The treatment of moving tumors remains challenging, especially with scanned ion beam therapy due to interplay effects and the strong range dependence. This is especially true in the context of radiosurgery with high dose delivered in few or single fractions. Inverse treatment planning on the entire 4D-CT may result in conformal plans inherently adapted to the moving anatomy of the patient. Existing studies on this topic for photon therapy are reviewed, but arguably the benefits for ion beam therapy can be even greater. Compared to the main conformal mitigation technique of beam tracking, 4D-optimization permits a) easier, offline handling of range changes, b) handling of complex motion patterns, and c) improved dose shaping capabilities outside of the target.Different approaches for 4D-optimization in scanned ion beam therapy are proposed and compared, together with delivery methods that provide the necessary synchronization between irradiation and detected patient motion.
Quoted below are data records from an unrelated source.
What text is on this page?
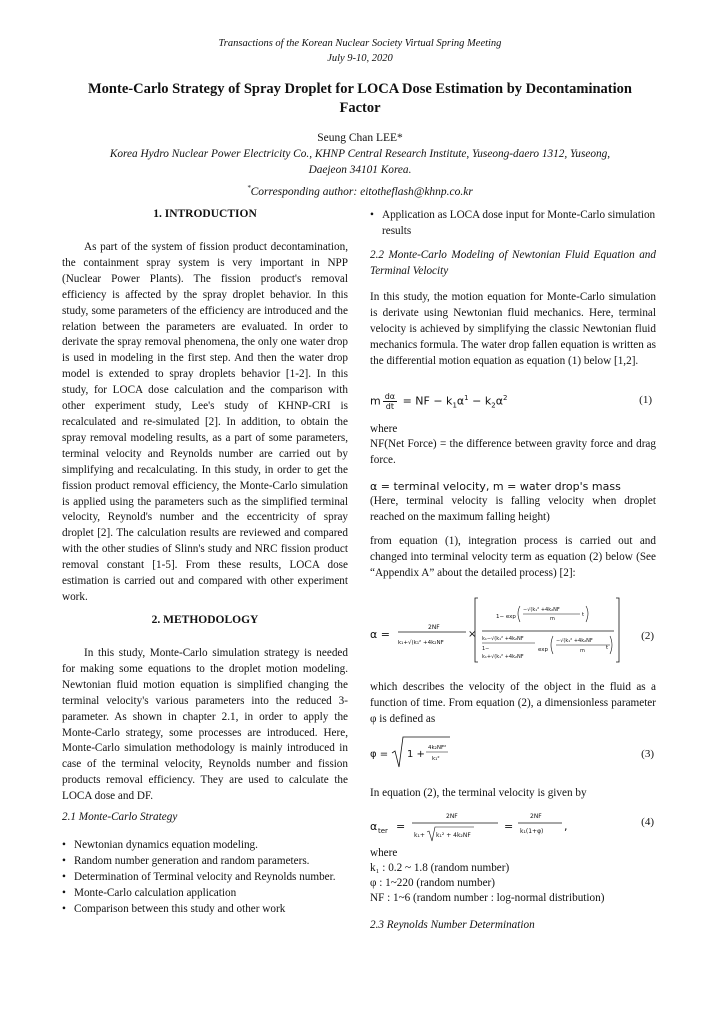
Transactions of the Korean Nuclear Society Virtual Spring Meeting
July 9-10, 2020
Monte-Carlo Strategy of Spray Droplet for LOCA Dose Estimation by Decontamination
Factor
Seung Chan LEE*
Korea Hydro Nuclear Power Electricity Co., KHNP Central Research Institute, Yuseong-daero 1312, Yuseong,
Daejeon 34101 Korea.
*Corresponding author: eitotheflash@khnp.co.kr
1. INTRODUCTION
As part of the system of fission product decontamination, the containment spray system is very important in NPP (Nuclear Power Plants). The fission product's removal efficiency is affected by the spray droplet behavior. In this study, some parameters of the efficiency are introduced and the relation between the parameters are evaluated. In order to derivate the spray removal phenomena, the only one water drop is used in modeling in the first step. And then the water drop model is extended to spray droplets behavior [1-2]. In this study, for LOCA dose calculation and the comparison with other experiment study, Lee's study of KHNP-CRI is recalculated and re-simulated [2]. In addition, to obtain the spray removal modeling results, as a part of some parameters, terminal velocity and Reynolds number are carried out by simplifying and recalculating. In this study, in order to get the fission product removal efficiency, the Monte-Carlo simulation is applied using the parameters such as the simplified terminal velocity, Reynold's number and the eccentricity of spray droplet [2]. The calculation results are reviewed and compared with the other studies of Slinn's study and NRC fission product removal constant [1-5]. From these results, LOCA dose estimation is carried out and compared with other experiment work.
2. METHODOLOGY
In this study, Monte-Carlo simulation strategy is needed for making some equations to the droplet motion modeling. Newtonian fluid motion equation is simplified changing the terminal velocity's various parameters into the reduced 3-parameter. As shown in chapter 2.1, in order to apply the Monte-Carlo strategy, some processes are introduced. Here, Monte-Carlo simulation methodology is mainly introduced in case of the terminal velocity, Reynolds number and fission products removal efficiency. They are used to calculate the LOCA dose and DF.
2.1 Monte-Carlo Strategy
• Newtonian dynamics equation modeling.
• Random number generation and random parameters.
• Determination of Terminal velocity and Reynolds number.
• Monte-Carlo calculation application
• Comparison between this study and other work
• Application as LOCA dose input for Monte-Carlo simulation results
2.2 Monte-Carlo Modeling of Newtonian Fluid Equation and Terminal Velocity
In this study, the motion equation for Monte-Carlo simulation is derivate using Newtonian fluid mechanics. Here, terminal velocity is achieved by simplifying the classic Newtonian fluid mechanics formula. The water drop fallen equation is written as the differential motion equation as equation (1) below [1,2].
m $\frac{d\alpha}{dt}$ = NF − $k_1\alpha^1 - k_2\alpha^2$	(1)
where
NF(Net Force) = the difference between gravity force and drag force.
α = terminal velocity, m = water drop's mass
(Here, terminal velocity is falling velocity when droplet reached on the maximum falling height)
from equation (1), integration process is carried out and changed into terminal velocity term as equation (2) below (See “Appendix A” about the detailed process) [2]:
α =
2NF
k₁+√(k₁² +4k₂NF
×
1− exp
−√(k₁² +4k₂NF
m
t
k₁−√(k₁² +4k₂NF
1−
k₁+√(k₁² +4k₂NF
exp
−√(k₁² +4k₂NF
m	t
(2)
which describes the velocity of the object in the fluid as a function of time. From equation (2), a dimensionless parameter φ is defined as
φ = 1 +
4k₂NF²
k₁²	(3)
In equation (2), the terminal velocity is given by
α ter =
2NF
k₁+ k₁² + 4k₂NF
=
2NF
k₁(1+φ) ,	(4)
where
k₁ : 0.2 ~ 1.8 (random number)
φ : 1~220 (random number)
NF : 1~6 (random number : log-normal distribution)
2.3 Reynolds Number Determination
Potential solutions for the improvement of robustness in 4D-optimization are discussed. A method for delivery of homogenous doses to each motion phase is presented that might be a potential solution for robust conformal dose delivery for future clinical use.In an exemplary lung cancer patient case with a large motion amplitude, 4D-optimization resulted in conformal dose coverage while beam tracking did not.In conclusion, different strategies of 4D-optimization could provide increased OAR sparing and highly conformal dose delivery for targets with complex motion patterns and large amplitudes.